J. K. v. Kargol

Summarized by:

  • Court: Oregon Court of Appeals
  • Area(s) of Law: Family Abuse Prevention Act
  • Date Filed: 01-03-2019
  • Case #: A166252
  • Judge(s)/Court Below: Ortega, Pres. J. for the Court; Powers, J.; & Garrett, J. pro tempore.
  • Full Text Opinion

Under ORS 107.718, in order for a FAPA restraining order to be issued, petitioner must prove by a preponderance of evidence that respondent (1) “abused” petitioner in the 180 days preceding the filing of the petition, (2) presents an “imminent danger of further abuse” to petitioner, and (3) “represents a credible threat to the physical safety of the petitioner”, with a subjective fear being insufficient. T. K. v. Stutzman, 281 Or App 388 (2016).
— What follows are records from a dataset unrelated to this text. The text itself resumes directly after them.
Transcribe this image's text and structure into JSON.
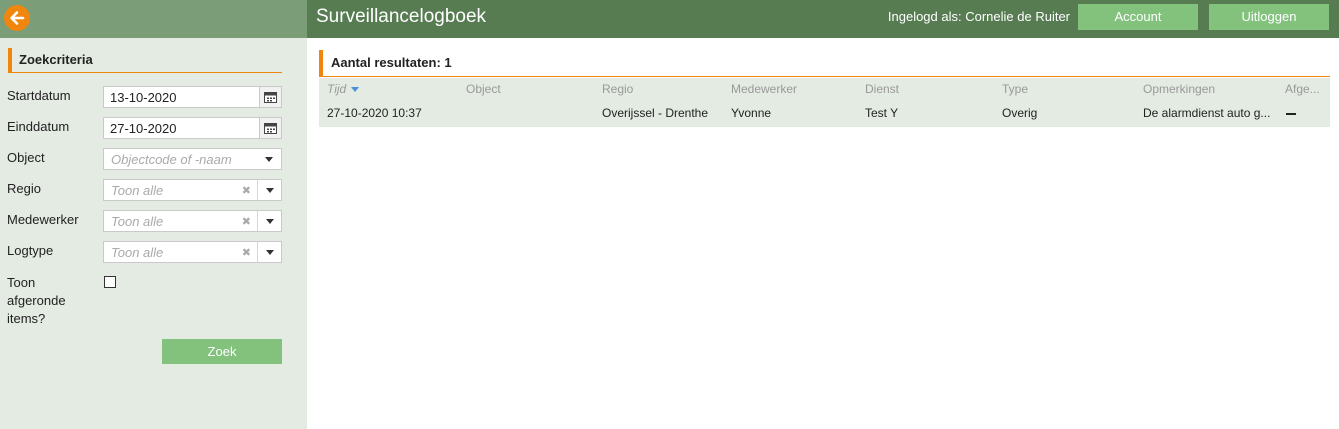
{
  "header": {
    "title": "Surveillancelogboek",
    "logged_in": "Ingelogd als: Cornelie de Ruiter",
    "account_label": "Account",
    "logout_label": "Uitloggen",
    "back_icon": "arrow-left-icon",
    "brand_color": "#577c52",
    "accent_color": "#f0860d",
    "button_color": "#82c27d"
  },
  "search": {
    "title": "Zoekcriteria",
    "startdate_label": "Startdatum",
    "startdate_value": "13-10-2020",
    "enddate_label": "Einddatum",
    "enddate_value": "27-10-2020",
    "object_label": "Object",
    "object_placeholder": "Objectcode of -naam",
    "regio_label": "Regio",
    "regio_placeholder": "Toon alle",
    "medewerker_label": "Medewerker",
    "medewerker_placeholder": "Toon alle",
    "logtype_label": "Logtype",
    "logtype_placeholder": "Toon alle",
    "completed_label_1": "Toon",
    "completed_label_2": "afgeronde",
    "completed_label_3": "items?",
    "completed_checked": false,
    "search_button": "Zoek"
  },
  "results": {
    "title": "Aantal resultaten: 1",
    "columns": [
      "Tijd",
      "Object",
      "Regio",
      "Medewerker",
      "Dienst",
      "Type",
      "Opmerkingen",
      "Afge..."
    ],
    "sorted_column": "Tijd",
    "rows": [
      {
        "tijd": "27-10-2020 10:37",
        "object": "",
        "regio": "Overijssel - Drenthe",
        "medewerker": "Yvonne",
        "dienst": "Test Y",
        "type": "Overig",
        "opmerkingen": "De alarmdienst auto g...",
        "afgerond": "dash-icon"
      }
    ]
  }
}
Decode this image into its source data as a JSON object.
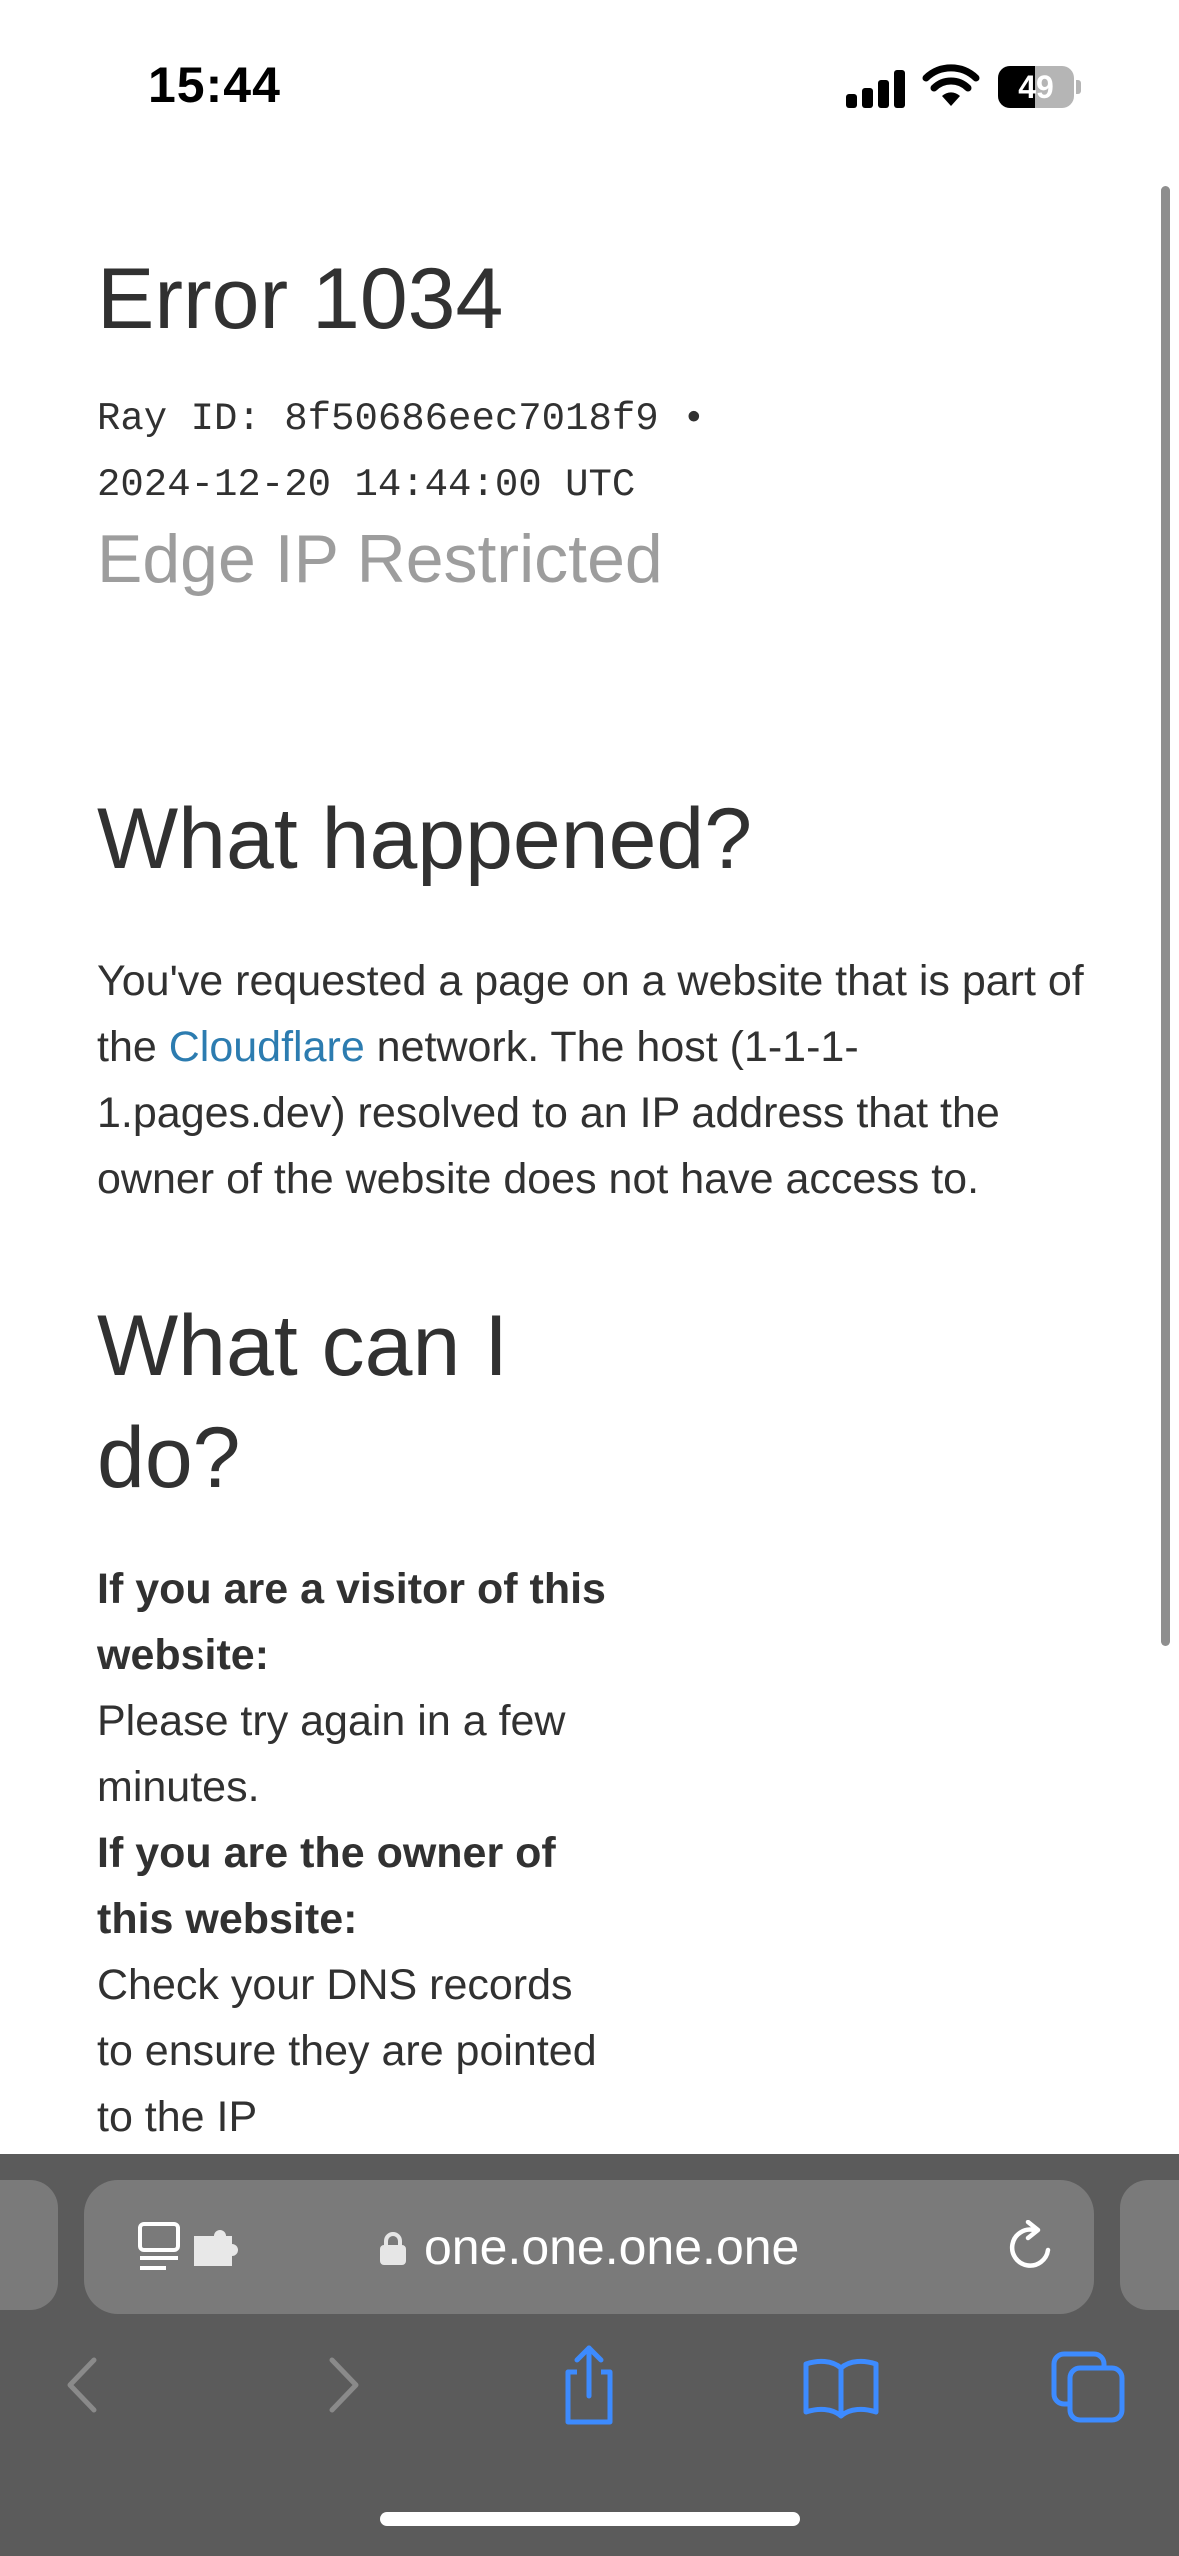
{
  "status_bar": {
    "time": "15:44",
    "battery_level": "49",
    "battery_fraction": 0.49
  },
  "page": {
    "error_title": "Error 1034",
    "ray_line1": "Ray ID: 8f50686eec7018f9 •",
    "ray_line2": "2024-12-20 14:44:00 UTC",
    "subtitle": "Edge IP Restricted",
    "what_happened_heading": "What happened?",
    "what_happened_before_link": "You've requested a page on a website that is part of the ",
    "cloudflare_link": "Cloudflare",
    "what_happened_after_link": " network. The host (1-1-1-1.pages.dev) resolved to an IP address that the owner of the website does not have access to.",
    "what_can_heading": "What can I do?",
    "visitor_heading": "If you are a visitor of this website:",
    "visitor_text": "Please try again in a few minutes.",
    "owner_heading": "If you are the owner of this website:",
    "owner_text": "Check your DNS records to ensure they are pointed to the IP"
  },
  "browser": {
    "url": "one.one.one.one"
  },
  "colors": {
    "link": "#2c7cb0",
    "toolbar_bg": "#5b5b5b",
    "url_pill": "#7a7a7a",
    "toolbar_icon_active": "#3d8bff",
    "toolbar_icon_disabled": "#8a8a8a"
  },
  "icons": [
    "signal-icon",
    "wifi-icon",
    "battery-icon",
    "reader-icon",
    "extension-icon",
    "lock-icon",
    "reload-icon",
    "back-icon",
    "forward-icon",
    "share-icon",
    "bookmarks-icon",
    "tabs-icon"
  ]
}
Respondent appealed the issued FAPA order. Respondent assigned error to the trial court’s finding that Petitioner proved the standard under ORS 107.718. On appeal, Respondent argued that Petitioner failed to prove that she was in “imminent danger of further abuse” or that Respondent presented a “credible threat to her physical safety”. In response, Petitioner argued that the threat was proven given both parties’ volatile history. Under ORS 107.718, in order for a FAPA restraining order to be issued, petitioner must prove by a preponderance of evidence that respondent (1) “abused” petitioner in the 180 days preceding the filing of the petition, (2) presents an “imminent danger of further abuse” to petitioner, and (3) “represents a credible threat to the physical safety of the petitioner”, with a subjective fear being insufficient. T. K. v. Stutzman, 281 Or App 388 (2016). The Court held that the FAPA restraining order evidence was insufficient as the subjective fear was not enough due to the parties’ living apart and the little contact between them. Reversed.